Who is watching, who is buying
As of early 2026, France is the only country to have placed a firm order for the VSR700. That alone makes the French Navy a reference user that others will watch closely.
Several foreign navies have already evaluated or observed the drone in trials or demonstrations:
| Country / organisation | Status | Use case or context |
| France – French Navy | Firm order (6 systems) | Shipborne ISR, SDAM programme |
| United Kingdom – Royal Navy | Operational trials | Evaluation of shipborne rotary drone |
| Italy – navy | Interest / study phase | Capability studies for naval ISR |
| Spain – navy | Interest / observation | Maritime surveillance options |
| Potential export clients | Preliminary talks | Naval ISR, logistics, multi‑mission roles |
France’s order acts as a trigger: it provides a real reference case, with ships, crews and operational reports, rather than isolated test flights.
A crowded but narrow market of naval rotary drones
Four main families of competitors
The market for shipborne rotary‑wing drones is highly specialised. Drones must cope with pitching decks, salty air, strong winds and tight hangar spaces. Only a handful of systems have reached operational maturity.

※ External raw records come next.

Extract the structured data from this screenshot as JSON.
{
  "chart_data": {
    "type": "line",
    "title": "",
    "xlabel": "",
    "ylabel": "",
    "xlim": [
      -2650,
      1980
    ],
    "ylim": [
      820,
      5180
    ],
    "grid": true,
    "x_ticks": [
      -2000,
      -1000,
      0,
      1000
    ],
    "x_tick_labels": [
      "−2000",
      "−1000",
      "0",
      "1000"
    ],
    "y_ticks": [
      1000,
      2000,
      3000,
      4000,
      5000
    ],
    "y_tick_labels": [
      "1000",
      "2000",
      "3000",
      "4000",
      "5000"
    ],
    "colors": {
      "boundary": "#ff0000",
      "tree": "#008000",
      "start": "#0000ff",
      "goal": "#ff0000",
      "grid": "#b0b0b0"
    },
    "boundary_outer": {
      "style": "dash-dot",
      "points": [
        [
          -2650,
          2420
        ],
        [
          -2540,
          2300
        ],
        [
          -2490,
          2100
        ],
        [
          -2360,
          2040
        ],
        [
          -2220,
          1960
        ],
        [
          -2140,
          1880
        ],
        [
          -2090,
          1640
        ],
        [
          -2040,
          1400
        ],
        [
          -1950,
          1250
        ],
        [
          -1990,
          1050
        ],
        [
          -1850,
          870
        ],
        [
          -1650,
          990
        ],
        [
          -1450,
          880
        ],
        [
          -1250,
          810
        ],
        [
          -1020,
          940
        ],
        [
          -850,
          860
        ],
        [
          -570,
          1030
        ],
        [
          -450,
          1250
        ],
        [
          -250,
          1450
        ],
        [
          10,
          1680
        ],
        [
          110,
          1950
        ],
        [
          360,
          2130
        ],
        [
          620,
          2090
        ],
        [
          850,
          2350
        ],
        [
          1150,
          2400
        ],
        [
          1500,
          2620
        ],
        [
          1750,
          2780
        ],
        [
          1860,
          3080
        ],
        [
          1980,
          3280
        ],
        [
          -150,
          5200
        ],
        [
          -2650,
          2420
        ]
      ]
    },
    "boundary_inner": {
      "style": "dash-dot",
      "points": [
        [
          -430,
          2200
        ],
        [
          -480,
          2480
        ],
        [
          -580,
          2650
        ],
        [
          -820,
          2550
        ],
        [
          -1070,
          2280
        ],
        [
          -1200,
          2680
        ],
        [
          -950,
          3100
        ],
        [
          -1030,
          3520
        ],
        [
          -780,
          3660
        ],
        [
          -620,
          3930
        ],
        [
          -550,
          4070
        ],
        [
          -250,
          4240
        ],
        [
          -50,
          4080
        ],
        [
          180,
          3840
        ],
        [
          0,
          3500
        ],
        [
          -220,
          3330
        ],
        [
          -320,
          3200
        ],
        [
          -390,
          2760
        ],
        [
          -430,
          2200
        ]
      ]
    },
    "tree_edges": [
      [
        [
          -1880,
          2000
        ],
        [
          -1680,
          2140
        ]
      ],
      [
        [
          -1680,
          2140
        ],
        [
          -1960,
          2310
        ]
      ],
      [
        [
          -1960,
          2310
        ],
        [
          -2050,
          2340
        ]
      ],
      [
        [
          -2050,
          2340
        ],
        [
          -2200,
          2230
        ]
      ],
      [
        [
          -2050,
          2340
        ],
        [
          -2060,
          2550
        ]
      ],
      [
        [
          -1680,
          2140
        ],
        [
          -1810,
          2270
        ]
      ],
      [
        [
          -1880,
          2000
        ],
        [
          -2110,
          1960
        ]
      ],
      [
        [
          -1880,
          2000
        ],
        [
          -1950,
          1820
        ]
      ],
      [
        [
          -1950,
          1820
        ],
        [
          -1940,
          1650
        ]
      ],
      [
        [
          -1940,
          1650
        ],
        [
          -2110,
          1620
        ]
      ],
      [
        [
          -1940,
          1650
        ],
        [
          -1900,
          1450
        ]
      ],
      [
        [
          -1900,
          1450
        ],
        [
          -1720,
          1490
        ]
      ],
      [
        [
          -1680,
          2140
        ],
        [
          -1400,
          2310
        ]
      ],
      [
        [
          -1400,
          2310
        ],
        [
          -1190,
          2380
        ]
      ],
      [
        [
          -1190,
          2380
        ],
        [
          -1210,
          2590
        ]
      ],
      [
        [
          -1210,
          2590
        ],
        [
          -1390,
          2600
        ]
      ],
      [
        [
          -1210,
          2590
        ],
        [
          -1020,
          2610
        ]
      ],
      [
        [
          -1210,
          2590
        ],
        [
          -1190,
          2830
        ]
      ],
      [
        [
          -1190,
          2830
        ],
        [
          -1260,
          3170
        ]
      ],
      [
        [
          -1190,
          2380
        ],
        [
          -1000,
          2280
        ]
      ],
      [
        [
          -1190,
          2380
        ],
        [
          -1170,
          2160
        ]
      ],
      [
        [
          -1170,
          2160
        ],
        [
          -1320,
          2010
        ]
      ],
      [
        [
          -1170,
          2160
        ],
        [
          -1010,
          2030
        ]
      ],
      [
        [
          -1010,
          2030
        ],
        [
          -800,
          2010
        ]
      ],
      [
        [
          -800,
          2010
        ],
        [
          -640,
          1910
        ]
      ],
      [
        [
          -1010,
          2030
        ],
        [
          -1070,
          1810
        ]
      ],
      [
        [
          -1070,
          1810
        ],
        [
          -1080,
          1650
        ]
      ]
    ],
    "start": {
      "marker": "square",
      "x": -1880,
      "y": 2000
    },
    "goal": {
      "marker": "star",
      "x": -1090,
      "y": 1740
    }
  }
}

Key players today include:
- Schiebel Camcopter S‑100 (Austria) – The most widely exported, with around 300 units sold to roughly twenty navies, but limited payload and more modest integration with heavy combat systems.

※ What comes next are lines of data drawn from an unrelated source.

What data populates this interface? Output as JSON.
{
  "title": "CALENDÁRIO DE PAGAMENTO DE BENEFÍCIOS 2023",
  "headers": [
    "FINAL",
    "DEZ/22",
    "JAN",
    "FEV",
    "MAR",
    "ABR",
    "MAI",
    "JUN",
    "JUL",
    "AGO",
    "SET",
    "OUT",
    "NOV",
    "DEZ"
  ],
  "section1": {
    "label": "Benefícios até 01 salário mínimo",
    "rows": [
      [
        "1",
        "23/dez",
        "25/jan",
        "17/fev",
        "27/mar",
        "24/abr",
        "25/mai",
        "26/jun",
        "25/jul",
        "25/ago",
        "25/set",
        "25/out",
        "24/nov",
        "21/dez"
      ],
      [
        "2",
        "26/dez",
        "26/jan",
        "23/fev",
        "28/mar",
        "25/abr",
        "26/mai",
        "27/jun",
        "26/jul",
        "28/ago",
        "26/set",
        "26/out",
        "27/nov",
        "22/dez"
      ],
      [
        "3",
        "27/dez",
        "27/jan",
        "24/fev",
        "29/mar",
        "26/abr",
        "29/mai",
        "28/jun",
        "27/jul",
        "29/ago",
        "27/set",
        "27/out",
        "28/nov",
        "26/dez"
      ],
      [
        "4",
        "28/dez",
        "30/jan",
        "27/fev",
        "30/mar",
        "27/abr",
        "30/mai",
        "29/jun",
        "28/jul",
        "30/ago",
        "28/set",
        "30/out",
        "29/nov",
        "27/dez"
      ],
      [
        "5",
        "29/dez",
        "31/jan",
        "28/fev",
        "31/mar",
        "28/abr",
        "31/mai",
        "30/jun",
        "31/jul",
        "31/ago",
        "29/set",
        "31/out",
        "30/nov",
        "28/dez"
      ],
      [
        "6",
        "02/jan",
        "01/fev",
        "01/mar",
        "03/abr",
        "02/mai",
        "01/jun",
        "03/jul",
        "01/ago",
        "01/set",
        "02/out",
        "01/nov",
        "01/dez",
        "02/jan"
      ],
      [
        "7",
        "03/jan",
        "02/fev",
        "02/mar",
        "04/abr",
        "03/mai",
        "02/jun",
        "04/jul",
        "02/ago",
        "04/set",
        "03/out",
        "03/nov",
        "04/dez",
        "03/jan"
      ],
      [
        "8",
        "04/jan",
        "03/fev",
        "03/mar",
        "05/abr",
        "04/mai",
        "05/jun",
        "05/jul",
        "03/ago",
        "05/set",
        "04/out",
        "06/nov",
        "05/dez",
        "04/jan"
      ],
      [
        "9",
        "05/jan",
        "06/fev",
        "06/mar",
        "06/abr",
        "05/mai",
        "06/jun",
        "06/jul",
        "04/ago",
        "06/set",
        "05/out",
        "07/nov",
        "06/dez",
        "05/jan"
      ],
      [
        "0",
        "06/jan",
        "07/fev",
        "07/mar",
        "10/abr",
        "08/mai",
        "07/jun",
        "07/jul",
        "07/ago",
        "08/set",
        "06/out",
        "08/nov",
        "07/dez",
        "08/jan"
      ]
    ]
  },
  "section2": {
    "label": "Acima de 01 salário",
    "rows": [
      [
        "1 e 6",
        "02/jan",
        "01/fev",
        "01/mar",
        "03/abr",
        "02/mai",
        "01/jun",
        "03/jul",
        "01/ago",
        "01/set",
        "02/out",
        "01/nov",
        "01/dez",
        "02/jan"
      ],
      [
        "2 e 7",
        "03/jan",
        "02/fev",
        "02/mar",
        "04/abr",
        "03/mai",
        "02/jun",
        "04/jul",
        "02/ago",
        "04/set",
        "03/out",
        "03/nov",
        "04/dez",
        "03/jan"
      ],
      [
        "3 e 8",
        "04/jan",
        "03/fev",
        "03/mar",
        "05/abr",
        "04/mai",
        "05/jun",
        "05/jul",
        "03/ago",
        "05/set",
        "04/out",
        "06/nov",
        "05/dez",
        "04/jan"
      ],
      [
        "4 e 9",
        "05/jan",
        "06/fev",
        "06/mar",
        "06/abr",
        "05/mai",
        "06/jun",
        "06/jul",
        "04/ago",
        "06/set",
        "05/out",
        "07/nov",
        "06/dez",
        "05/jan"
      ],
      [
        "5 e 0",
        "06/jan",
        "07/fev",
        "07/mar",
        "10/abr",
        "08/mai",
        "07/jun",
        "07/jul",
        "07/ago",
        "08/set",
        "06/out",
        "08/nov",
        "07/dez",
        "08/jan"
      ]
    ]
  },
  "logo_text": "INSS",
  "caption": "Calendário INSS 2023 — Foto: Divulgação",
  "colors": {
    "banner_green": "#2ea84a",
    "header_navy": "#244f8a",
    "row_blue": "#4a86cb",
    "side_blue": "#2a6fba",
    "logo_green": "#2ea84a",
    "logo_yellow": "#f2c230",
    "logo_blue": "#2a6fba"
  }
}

- Northrop Grumman MQ‑8 Fire Scout (USA) – Based on a Schweizer helicopter, capable and well-armed but relatively heavy and expensive, which led to a cutback in US Navy use.
- Rotary UAV Panther (Israel Aerospace Industries) – Focused on ISR and special operations, with limited numbers outside state‑to‑state partnerships.

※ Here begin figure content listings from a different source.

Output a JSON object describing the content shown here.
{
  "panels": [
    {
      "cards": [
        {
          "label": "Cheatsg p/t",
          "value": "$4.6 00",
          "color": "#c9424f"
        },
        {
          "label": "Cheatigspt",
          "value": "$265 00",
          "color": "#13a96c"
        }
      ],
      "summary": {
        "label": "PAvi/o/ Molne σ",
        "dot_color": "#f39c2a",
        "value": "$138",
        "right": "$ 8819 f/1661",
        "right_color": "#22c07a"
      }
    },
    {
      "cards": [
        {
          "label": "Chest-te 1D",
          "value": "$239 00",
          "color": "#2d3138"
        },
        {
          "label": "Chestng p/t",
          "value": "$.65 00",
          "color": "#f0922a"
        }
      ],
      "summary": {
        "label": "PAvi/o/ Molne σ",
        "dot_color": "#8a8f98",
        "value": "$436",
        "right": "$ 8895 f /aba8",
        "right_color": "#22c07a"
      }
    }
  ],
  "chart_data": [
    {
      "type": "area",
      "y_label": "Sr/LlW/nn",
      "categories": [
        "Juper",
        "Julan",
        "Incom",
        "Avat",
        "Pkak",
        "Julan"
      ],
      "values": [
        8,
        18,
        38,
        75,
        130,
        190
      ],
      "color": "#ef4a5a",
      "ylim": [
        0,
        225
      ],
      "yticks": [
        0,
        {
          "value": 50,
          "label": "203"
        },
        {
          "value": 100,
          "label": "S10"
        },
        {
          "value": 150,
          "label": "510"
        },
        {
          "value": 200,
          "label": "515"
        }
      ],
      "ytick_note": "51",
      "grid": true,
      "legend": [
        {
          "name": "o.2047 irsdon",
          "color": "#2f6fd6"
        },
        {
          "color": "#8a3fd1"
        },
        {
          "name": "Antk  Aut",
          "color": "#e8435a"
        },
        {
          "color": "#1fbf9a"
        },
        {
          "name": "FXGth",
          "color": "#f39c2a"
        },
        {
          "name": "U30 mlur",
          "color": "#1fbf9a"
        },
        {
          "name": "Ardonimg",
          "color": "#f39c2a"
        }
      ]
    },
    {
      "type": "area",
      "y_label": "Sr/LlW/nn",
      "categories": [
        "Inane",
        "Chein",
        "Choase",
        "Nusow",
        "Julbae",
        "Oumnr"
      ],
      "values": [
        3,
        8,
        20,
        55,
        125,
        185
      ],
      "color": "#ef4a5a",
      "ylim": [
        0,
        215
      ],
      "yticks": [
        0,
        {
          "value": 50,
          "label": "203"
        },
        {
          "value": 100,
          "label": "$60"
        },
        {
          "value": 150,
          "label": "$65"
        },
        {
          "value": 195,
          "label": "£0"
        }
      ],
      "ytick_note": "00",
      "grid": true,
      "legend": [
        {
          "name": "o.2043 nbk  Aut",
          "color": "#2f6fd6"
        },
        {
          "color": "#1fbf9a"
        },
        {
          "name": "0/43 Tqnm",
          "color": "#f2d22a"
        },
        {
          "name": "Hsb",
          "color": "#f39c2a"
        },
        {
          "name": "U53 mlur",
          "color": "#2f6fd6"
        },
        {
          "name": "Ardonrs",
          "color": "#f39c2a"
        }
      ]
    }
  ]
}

- Chinese VTOL naval drones – Several designs exist, but details, export track records and NATO‑equivalent operational references are scarce.
The VSR700 aims for a middle ground: more capable and better integrated than light drones like the S‑100, lighter and cheaper than heavyweight systems such as Fire Scout.
For Western navies, the key is not just flight performance but deep, cyber‑secure integration into modern frigates’ combat systems. Many drones can technically land on a deck; far fewer can be treated as native sensors and effectors.
What this shift means for naval operations
A new daily routine for French crews from 2028
From 2028, crews on selected French warships will have to adapt to having an extra virtual crewmember permanently on call.
A typical scenario could look like this: a frigate receives an alert about suspicious activity near a busy shipping lane. Instead of dispatching its only crewed helicopter, the command launches the VSR700. The drone flies low and slow, quietly mapping traffic, zooming in on vessels that switch off their AIS or alter course oddly.
If a contact turns threatening, the ship can then send its armed helicopter, already briefed with fresh imagery and radar tracks from the drone. That cuts reaction times and reduces risk to human crews.
Key terms and real-world risks
Two acronyms will appear often around this programme:
- ISR (intelligence, surveillance, reconnaissance) – A broad label for gathering information, whether through radar, cameras, signals interception or other sensors, usually ahead of a possible crisis.
- VTOL (vertical take‑off and landing) – The ability to take off and land vertically, crucial for operations from small warship decks without a runway.
The spread of such drones is not risk‑free. They depend on secure datalinks that can be jammed or spoofed. They add complexity to already busy flight decks. And they raise questions around rules of engagement when sensors are far from human eyes.
On the other hand, they sharply reduce the need to send people into harm’s way just to “go and look”. When combined thoughtfully with crewed helicopters, satellites and surface patrols, naval drones like the VSR700 can change how a navy monitors vast sea areas, especially for missions short of open conflict such as counter‑piracy, sanctions enforcement or search and rescue.